Sur la faillite d’un système et d’une idéologie

jeudi 19 mars 2020, par Denis COLLIN

L’épidémie du Covid-19 (ou Covid-2) a ruiné en quelques semaines la plupart des dogmes libéraux. Tous les « savants » de l’économie, c’est-à-dire les valets de plume de Sa Majesté le Capital, ont tenu le haut du pavé depuis plus de quarante ans en affirmant que le marché était, dans tous les domaines, le meilleur moyen d’organiser l’affectation des ressources. Tout devait être privatisé, tout devait être soumis à la loi « naturelle » de la concurrence : la recherche scientifique ou l’adoption des enfants, le ventre des femmes ou les chefs-d’œuvre de la culture universelle, une seule réponse, le marché, le marché vous dis-je !

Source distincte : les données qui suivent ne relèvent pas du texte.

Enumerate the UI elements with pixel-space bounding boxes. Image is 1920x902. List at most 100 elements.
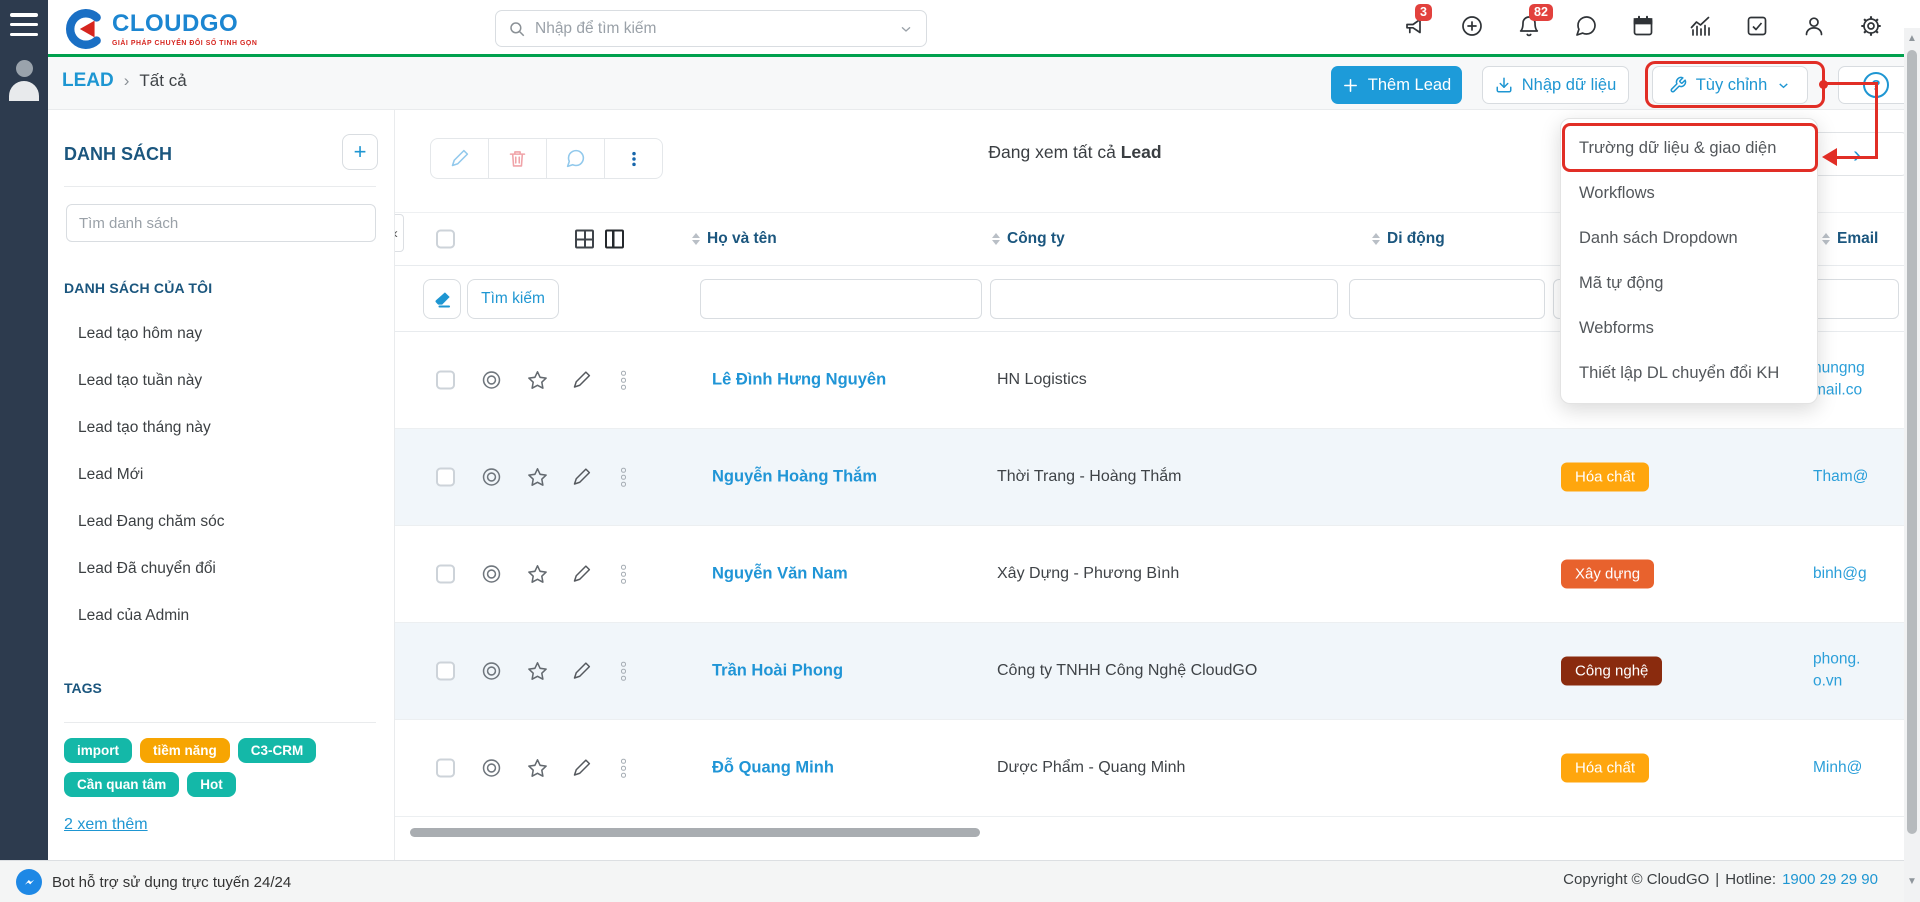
row-more-icon[interactable] xyxy=(621,468,626,487)
next-page-button[interactable]: › xyxy=(1805,132,1904,176)
help-button[interactable]: ? xyxy=(1838,66,1914,104)
breadcrumb-module[interactable]: LEAD xyxy=(62,70,114,92)
filter-input-name[interactable] xyxy=(700,279,982,319)
view-icon[interactable] xyxy=(480,757,503,780)
hamburger-menu-icon[interactable] xyxy=(10,13,38,36)
tag-chip[interactable]: tiềm năng xyxy=(140,738,230,763)
row-checkbox[interactable] xyxy=(436,565,455,584)
sidebar-item-lead-this-month[interactable]: Lead tạo tháng này xyxy=(48,404,394,451)
quick-add-icon[interactable] xyxy=(1460,14,1484,38)
lead-name-link[interactable]: Lê Đình Hưng Nguyên xyxy=(712,371,886,390)
star-icon[interactable] xyxy=(526,369,549,392)
sidebar-item-lead-nurturing[interactable]: Lead Đang chăm sóc xyxy=(48,498,394,545)
menu-item-fields-ui[interactable]: Trường dữ liệu & giao diện xyxy=(1561,126,1817,171)
scroll-down-arrow[interactable]: ▼ xyxy=(1904,876,1920,887)
table-row[interactable]: Nguyễn Hoàng Thắm Thời Trang - Hoàng Thắ… xyxy=(395,429,1904,526)
tasks-check-icon[interactable] xyxy=(1745,14,1769,38)
bulk-more-button[interactable] xyxy=(604,138,663,179)
star-icon[interactable] xyxy=(526,757,549,780)
star-icon[interactable] xyxy=(526,563,549,586)
lead-email[interactable]: hungngmail.co xyxy=(1813,358,1903,403)
sidebar-collapse-handle[interactable]: ‹ xyxy=(395,214,404,252)
menu-item-conversion-setup[interactable]: Thiết lập DL chuyển đổi KH xyxy=(1561,351,1817,396)
row-checkbox[interactable] xyxy=(436,759,455,778)
row-more-icon[interactable] xyxy=(621,662,626,681)
row-checkbox[interactable] xyxy=(436,662,455,681)
see-more-tags-link[interactable]: 2 xem thêm xyxy=(64,816,148,834)
announcement-icon[interactable]: 3 xyxy=(1403,14,1427,38)
select-all-checkbox[interactable] xyxy=(436,230,455,249)
table-row[interactable]: Trần Hoài Phong Công ty TNHH Công Nghệ C… xyxy=(395,623,1904,720)
edit-pencil-icon[interactable] xyxy=(571,467,592,488)
lead-email[interactable]: binh@g xyxy=(1813,563,1903,585)
add-list-button[interactable]: + xyxy=(342,134,378,170)
sidebar-item-lead-this-week[interactable]: Lead tạo tuần này xyxy=(48,357,394,404)
star-icon[interactable] xyxy=(526,466,549,489)
settings-gear-icon[interactable] xyxy=(1859,14,1883,38)
list-search-input[interactable] xyxy=(66,204,376,242)
column-header-company[interactable]: Công ty xyxy=(992,230,1065,248)
lead-name-link[interactable]: Đỗ Quang Minh xyxy=(712,759,834,778)
column-view-icon[interactable] xyxy=(605,230,624,249)
filter-input-mobile[interactable] xyxy=(1349,279,1545,319)
vertical-scrollbar-thumb[interactable] xyxy=(1907,50,1917,834)
menu-item-auto-code[interactable]: Mã tự động xyxy=(1561,261,1817,306)
table-row[interactable]: Đỗ Quang Minh Dược Phẩm - Quang Minh Hóa… xyxy=(395,720,1904,817)
view-icon[interactable] xyxy=(480,466,503,489)
lead-email[interactable]: phong.o.vn xyxy=(1813,649,1903,694)
sidebar-item-lead-new[interactable]: Lead Mới xyxy=(48,451,394,498)
horizontal-scrollbar-thumb[interactable] xyxy=(410,828,980,837)
edit-pencil-icon[interactable] xyxy=(571,564,592,585)
table-row[interactable]: Nguyễn Văn Nam Xây Dựng - Phương Bình Xâ… xyxy=(395,526,1904,623)
lead-email[interactable]: Minh@ xyxy=(1813,757,1903,779)
filter-input-company[interactable] xyxy=(990,279,1338,319)
view-icon[interactable] xyxy=(480,660,503,683)
menu-item-dropdown-lists[interactable]: Danh sách Dropdown xyxy=(1561,216,1817,261)
vertical-scrollbar[interactable]: ▲ ▼ xyxy=(1904,28,1920,902)
chat-icon[interactable] xyxy=(1574,14,1598,38)
global-search[interactable] xyxy=(495,10,927,47)
row-more-icon[interactable] xyxy=(621,565,626,584)
support-bot[interactable]: Bot hỗ trợ sử dụng trực tuyến 24/24 xyxy=(16,869,291,895)
chevron-down-icon[interactable] xyxy=(898,21,914,37)
tag-chip[interactable]: C3-CRM xyxy=(238,738,317,763)
view-icon[interactable] xyxy=(480,369,503,392)
lead-email[interactable]: Tham@ xyxy=(1813,466,1903,488)
profile-icon[interactable] xyxy=(1802,14,1826,38)
menu-item-webforms[interactable]: Webforms xyxy=(1561,306,1817,351)
edit-pencil-icon[interactable] xyxy=(571,758,592,779)
bulk-delete-button[interactable] xyxy=(488,138,547,179)
menu-item-workflows[interactable]: Workflows xyxy=(1561,171,1817,216)
lead-name-link[interactable]: Trần Hoài Phong xyxy=(712,662,843,681)
bulk-edit-button[interactable] xyxy=(430,138,489,179)
tag-chip[interactable]: import xyxy=(64,738,132,763)
tag-chip[interactable]: Cần quan tâm xyxy=(64,772,179,797)
tag-chip[interactable]: Hot xyxy=(187,772,236,797)
scroll-up-arrow[interactable]: ▲ xyxy=(1904,33,1920,44)
sidebar-item-lead-converted[interactable]: Lead Đã chuyển đổi xyxy=(48,545,394,592)
add-lead-button[interactable]: Thêm Lead xyxy=(1331,66,1462,104)
cloudgo-logo[interactable]: CLOUDGO GIẢI PHÁP CHUYỂN ĐỔI SỐ TINH GỌN xyxy=(62,8,257,50)
column-header-mobile[interactable]: Di động xyxy=(1372,230,1445,248)
reports-chart-icon[interactable] xyxy=(1688,14,1712,38)
column-header-name[interactable]: Họ và tên xyxy=(692,230,777,248)
column-header-email[interactable]: Email xyxy=(1822,230,1878,248)
sidebar-item-lead-today[interactable]: Lead tạo hôm nay xyxy=(48,310,394,357)
row-more-icon[interactable] xyxy=(621,759,626,778)
grid-view-icon[interactable] xyxy=(575,230,594,249)
row-more-icon[interactable] xyxy=(621,371,626,390)
notifications-bell-icon[interactable]: 82 xyxy=(1517,14,1541,38)
edit-pencil-icon[interactable] xyxy=(571,370,592,391)
user-avatar[interactable] xyxy=(7,60,41,104)
view-icon[interactable] xyxy=(480,563,503,586)
row-checkbox[interactable] xyxy=(436,468,455,487)
calendar-icon[interactable] xyxy=(1631,14,1655,38)
global-search-input[interactable] xyxy=(535,20,889,38)
import-data-button[interactable]: Nhập dữ liệu xyxy=(1482,66,1629,104)
row-checkbox[interactable] xyxy=(436,371,455,390)
lead-name-link[interactable]: Nguyễn Hoàng Thắm xyxy=(712,468,877,487)
star-icon[interactable] xyxy=(526,660,549,683)
lead-name-link[interactable]: Nguyễn Văn Nam xyxy=(712,565,848,584)
edit-pencil-icon[interactable] xyxy=(571,661,592,682)
hotline-number[interactable]: 1900 29 29 90 xyxy=(1782,871,1878,888)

Les grands prêtres du néolibéralisme se cachent : leurs fidèles d’hier réclament toujours plus d’interventions de l’État, du déficit budgétaire (comme de vulgaires keynésiens) et même, que c’est horrible à entendre ! des nationalisations ! Macron, Trump et Merkel, logés à la même enseigne. La « mondialisation heureuse » vantée par le « cercle de la raison » devient une véritable catastrophe. Les avions sont cloués au sol, les frontières se ferment les unes après les autres. La « démondialisation » réclamée par certains (Montebourg, Sapir, Nikonoff) devient réalité au milieu de la panique générale. Emmanuel Macron l’a dit, sans trop savoir ce qu’il disait certainement, le jour d’après ne sera pas comme le jour d’avant. Nul ne sait quand la crise sanitaire sera jugulée—il y a encore un mois et demi les responsables français annonçaient qu’il ne se passerait rien—mais après le coronavirus plus rien ne sera comme avant.

I

Tout d’abord l’épidémie elle-même vient après quelques autres qui avaient sonné l’alarme : H1N1, SRAS, Ebola, etc. Nous avions cru que le temps des grandes pestes était passé. La dernière, la tristement célèbre « grippe espagnole » aurait tué entre 20 et 50 millions de personnes dans le monde entre avril 1918 et novembre 1919, pour s’en tenir aux estimations basses, mais les grands pays étaient affaiblis à tous égards par une guerre terrible et les systèmes de santé étaient encore bien rudimentaires et plus souvent inexistants. Nous avons éradiqué les grandes épidémies. La variole a disparu de la surface de la Terre, la tuberculose, si elle fait parfois retour dans le contexte de la pauvreté croissante, est tout de même endiguée. Voici que ces nouvelles épidémies viennent ébranler la confiance des « progressistes ». Dans sa dernière conférence au Collège deFrance, le 16 mars 2020, le professeur Philippe Sansonetti, dit deux choses importantes : (1) cette épidémie sera suivie d’autres — d’où l’urgence de trouver et mettre en œuvre un vaccin— et (2) c’est une « épidémie de l’anthropocène », c’est-à-dire une épidémie qui ne peut être aussi ravageuse que par les échanges mondialisés, les quatre milliards de voyageurs en avion, les échanges commerciaux et industriels. La carte de l’épidémie est d’ailleurs frappante : elle touche d’abord les latitudes tempérées non à cause de la température, mais d’abord à cause de l’intensité des échanges.

II

Nous, nous progressistes libéraux ou marxistes, nous avions pensé que la mondialisation renforçait la puissance globale des forces productives de l’humanité. Dépasser les frontières nationales, cela ne pouvait apporter que plus de bien-être, même si parfois cela s’accompagnait de guerres, de crises et d’inégalités monstrueuses qui devaient trouver leur solution non pas dans moins, mais plus de mondialisation, que ce soit la « fin de l’histoire » à la Fukuyama (démocratie + marché libre) ou le socialisme universel. Patatras, nous nous apercevons que les bénéfices de cette mondialisation se payent d’une fragilité accrue de l’ensemble de la civilisation humaine. Et tout naturellement, les nations ferment leurs frontières et les peuples attendent de leurs États qu’ils fassent ce que doit faire un État hobbesien : protéger les citoyens qui lui ont transféré leur droit de se défendre eux-mêmes.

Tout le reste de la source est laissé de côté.